Alors l'exploitant possède le pays, paie les impôts fonciers sur le pays, mais ne gère vraiment que les quatre-vingts pour cent que les clôtures existantes découpent. Les vingt pour cent qui restent — souvent les vingt pour cent les plus productifs à l'hectare — fonctionnent comme un seul bloc incontrôlé.

Les limites logicielles ne se soucient pas des courbes de niveau.

Une ligne tracée à travers un versant escarpé coûte la même chose qu'une ligne tracée sur du plat. La limite suit le pays au lieu de le combattre. Le système de ravines se subdivise comme il faut. Le boisé d'abri se ferme pendant les mois qu'il lui faut pour se régénérer. Le versant difficile qui n'avait jamais été touché entre en rotation pour la première fois.

Les animaux marchent vers la limite, entendent le signal sonore et font demi-tour — exactement comme ils apprennent n'importe quel morceau de pays. L'infrastructure cesse d'être la contrainte. Le pays revient dans l'exploitation à hauteur de sa valeur réelle, et non à hauteur de ce qu'il était bon marché de clôturer.

C'est ici que le cas du pays accidenté devient spécifique.

Le cellulaire n'atteint pas une grande partie de ce pays. Les cartes de couverture des opérateurs ont l'air bien sur le site web et cessent de fonctionner à la deuxième crête. eShepherd est conçu pour ça.

Chaque station de base fait tourner un réseau privé LoRa en plus du relais cellulaire. Le bétail parle à la station de base par LoRa, qui se propage à travers les collines, à travers le boisé, et jusque dans les ravines où le cellulaire ne va tout simplement pas. La station de base gère le lien retour vers la plateforme, et quand le cellulaire n'est pas disponible, le système continue de fonctionner sur son maillage radio privé jusqu'à la prochaine fois que le responsable est lui-même en couverture.

Pour l'exploitant, cela signifie que le troupeau est visible et que la limite est tenue sur du pays où n'importe quel système purement cellulaire perdrait le contact. La zone morte sur la carte de l'opérateur n'est plus la limite de l'endroit où l'on peut faire de la clôture virtuelle. C'est la différence qui décide si la technologie fonctionne sur le pays qui en a réellement besoin.

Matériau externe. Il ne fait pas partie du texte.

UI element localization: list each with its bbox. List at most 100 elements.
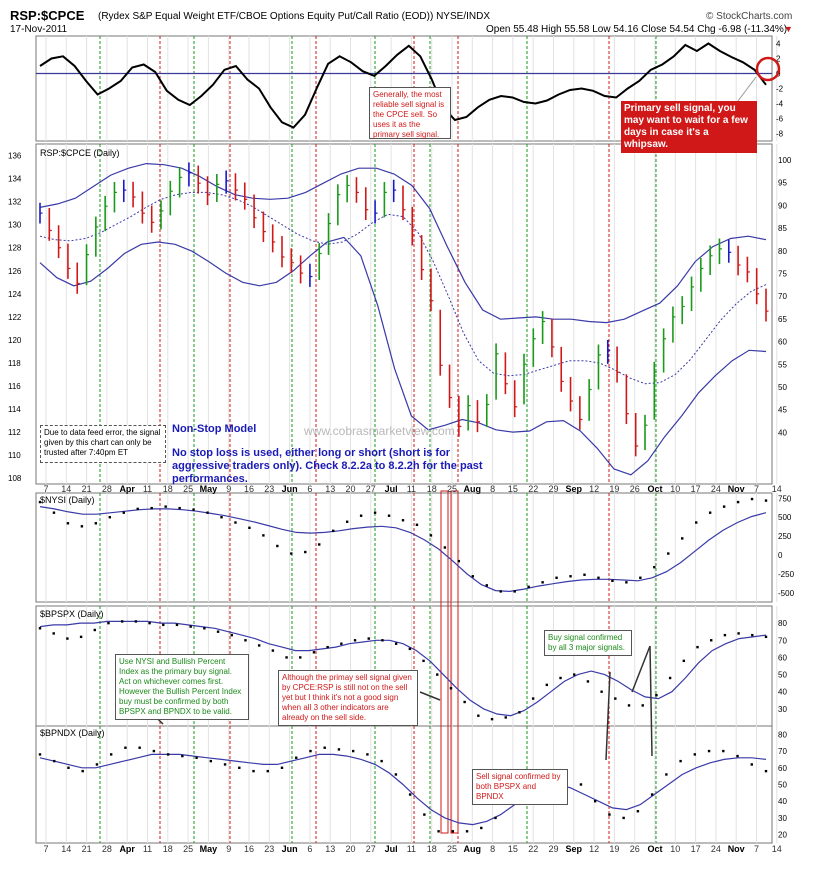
bpspx-tick-3: 50 [778, 671, 787, 680]
price-left-tick-10: 116 [8, 382, 21, 391]
price-panel-label: RSP:$CPCE (Daily) [40, 148, 120, 158]
nysi-dot-23 [359, 514, 363, 517]
chg-down-icon: ▼ [784, 24, 793, 34]
bpspx-tick-0: 80 [778, 619, 787, 628]
sell-zone-box-2 [450, 490, 459, 834]
nysi-dot-41 [611, 579, 614, 583]
x-label-bottom-28: 19 [609, 844, 619, 854]
note-pointer-2 [649, 645, 653, 757]
sell-note: Although the primay sell signal given by… [278, 670, 418, 726]
bpspx-dot-27 [408, 647, 412, 651]
nysi-dot-12 [206, 511, 209, 514]
x-label-top-24: 22 [528, 484, 538, 494]
nysi-dot-6 [122, 511, 125, 514]
x-label-bottom-18: 11 [407, 844, 416, 854]
bpspx-dot-52 [751, 633, 754, 637]
price-left-tick-6: 124 [8, 290, 22, 299]
bpspx-dot-47 [682, 659, 686, 663]
sell-circle-marker [755, 56, 781, 82]
model-text: No stop loss is used, either long or sho… [172, 447, 483, 485]
bpspx-dot-8 [148, 621, 151, 625]
x-label-top-23: 15 [508, 484, 518, 494]
nysi-dot-13 [220, 516, 223, 519]
nysi-dot-40 [597, 576, 600, 579]
nysi-dot-37 [555, 576, 558, 579]
x-label-bottom-4: Apr [119, 844, 135, 854]
nysi-dot-31 [471, 575, 475, 578]
x-label-top-12: Jun [282, 484, 298, 494]
nysi-dot-3 [80, 525, 84, 528]
nysi-dot-4 [94, 522, 98, 525]
nysi-dot-7 [136, 507, 139, 511]
bpspx-tick-2: 60 [778, 653, 787, 662]
nysi-dot-42 [625, 581, 628, 584]
bpndx-dot-3 [81, 769, 84, 773]
x-label-bottom-14: 13 [325, 844, 335, 854]
bpspx-dot-4 [93, 628, 96, 632]
x-label-top-5: 11 [143, 484, 152, 494]
bpndx-dot-0 [38, 753, 42, 756]
site-watermark: www.cobrasmarketview.com [304, 424, 455, 438]
nysi-dot-38 [569, 575, 572, 578]
x-label-top-4: Apr [119, 484, 135, 494]
bpndx-dot-1 [53, 759, 56, 763]
bpndx-dot-41 [622, 816, 625, 820]
panel-frame-2 [35, 492, 773, 603]
price-left-tick-12: 112 [8, 428, 21, 437]
nysi-dot-2 [66, 522, 70, 525]
nysi-dot-5 [108, 516, 112, 519]
bpspx-dot-0 [38, 627, 42, 630]
x-label-bottom-35: 7 [754, 844, 759, 854]
bpndx-tick-2: 60 [778, 764, 787, 773]
bpndx-dot-38 [579, 783, 583, 786]
price-right-tick-1: 95 [778, 179, 787, 188]
bpspx-dot-50 [723, 633, 727, 637]
x-label-bottom-16: 27 [366, 844, 376, 854]
osc-tick-3: -2 [776, 85, 784, 94]
bpndx-dot-27 [423, 813, 426, 816]
chart-date: 17-Nov-2011 [10, 24, 68, 35]
x-label-bottom-9: 9 [226, 844, 231, 854]
x-label-bottom-33: 24 [711, 844, 721, 854]
x-label-bottom-0: 7 [43, 844, 48, 854]
bpspx-dot-51 [737, 632, 740, 635]
x-label-bottom-23: 15 [508, 844, 518, 854]
bpndx-dot-8 [152, 749, 156, 753]
bpndx-dot-29 [451, 830, 455, 833]
bpndx-dot-6 [124, 746, 127, 749]
x-label-bottom-10: 16 [244, 844, 254, 854]
nysi-dot-29 [443, 546, 447, 549]
nysi-dot-34 [513, 590, 516, 593]
price-left-tick-1: 134 [8, 175, 22, 184]
bpndx-tick-5: 30 [778, 814, 787, 823]
osc-line [39, 42, 767, 129]
x-label-top-33: 24 [711, 484, 721, 494]
nysi-dot-50 [736, 500, 740, 504]
nysi-dot-28 [429, 534, 433, 537]
nysi-dot-44 [653, 565, 656, 569]
bpspx-dot-5 [107, 621, 110, 625]
note-pointer-3 [605, 671, 611, 761]
x-label-top-9: 9 [226, 484, 231, 494]
bpspx-dot-49 [710, 639, 713, 642]
bpndx-dot-16 [266, 769, 269, 773]
x-label-top-1: 14 [61, 484, 71, 494]
chart-quote: Open 55.48 High 55.58 Low 54.16 Close 54… [486, 24, 788, 35]
x-label-top-29: 26 [630, 484, 640, 494]
bpspx-dot-23 [353, 639, 357, 642]
bpndx-dot-48 [722, 749, 725, 753]
x-label-top-0: 7 [43, 484, 48, 494]
price-right-tick-3: 85 [778, 224, 787, 233]
x-label-bottom-8: May [200, 844, 218, 854]
sell-zone-box [440, 490, 449, 834]
bpndx-tick-1: 70 [778, 747, 787, 756]
bpspx-dot-45 [655, 693, 658, 697]
x-label-top-6: 18 [163, 484, 173, 494]
x-label-top-3: 28 [102, 484, 112, 494]
x-label-top-13: 6 [307, 484, 312, 494]
bpspx-dot-48 [696, 645, 699, 649]
x-label-bottom-22: 8 [490, 844, 495, 854]
nysi-dot-0 [38, 500, 42, 504]
price-right-tick-8: 60 [778, 338, 787, 347]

Le côté solaire et batterie du matériel compte aussi ici. Le pays escarpé fait de l'ombre. Le boisé fait encore plus d'ombre. Les colliers doivent continuer de tourner pendant des semaines où le panneau voit moins de soleil que ce que les photos marketing suggèrent. Le capteur solaire plus grand et la batterie plus longue durée d'eShepherd ont été spécifiés pour exactement ce pays, pas pour une parcelle plate par jour clair.

L'autre chose qui se brise sur le pays accidenté, c'est le rassemblement.

Une demi-journée à cheval pour trouver la moitié du troupeau. Une autre demi-journée pour trouver le reste. Les animaux dispersés dans les boisés, les ravines et l'arrière-pays, et le responsable à cheval pour confirmer ce qui a déjà été rassemblé et ce qui ne l'a pas été. Le rassemblement de printemps sur un grand pays de montagne a toujours demandé plusieurs voyages.

La localisation en direct fait s'effondrer tout cela. Chaque animal sur un écran. Chaque ravine cochée sur la carte, pas dans la mémoire. Le troupeau se déplace vers les enclos parce que le système sait où est le troupeau, et la chevauchée sert à confirmer ce qui est déjà sur la carte plutôt qu'à trouver ce qui n'y est pas. La même logique s'applique au contrôle quotidien. Le pays se parcourt à hauteur de l'endroit où se trouve réellement le bétail, pas à hauteur de ce que le responsable a supposé en dernier.

Le pays trop accidenté pour être clôturé est le pays pour lequel eShepherd a été conçu.

Ramène-le dans l'exploitation.

Exploite le pays que tu ne pouvais pas clôturer.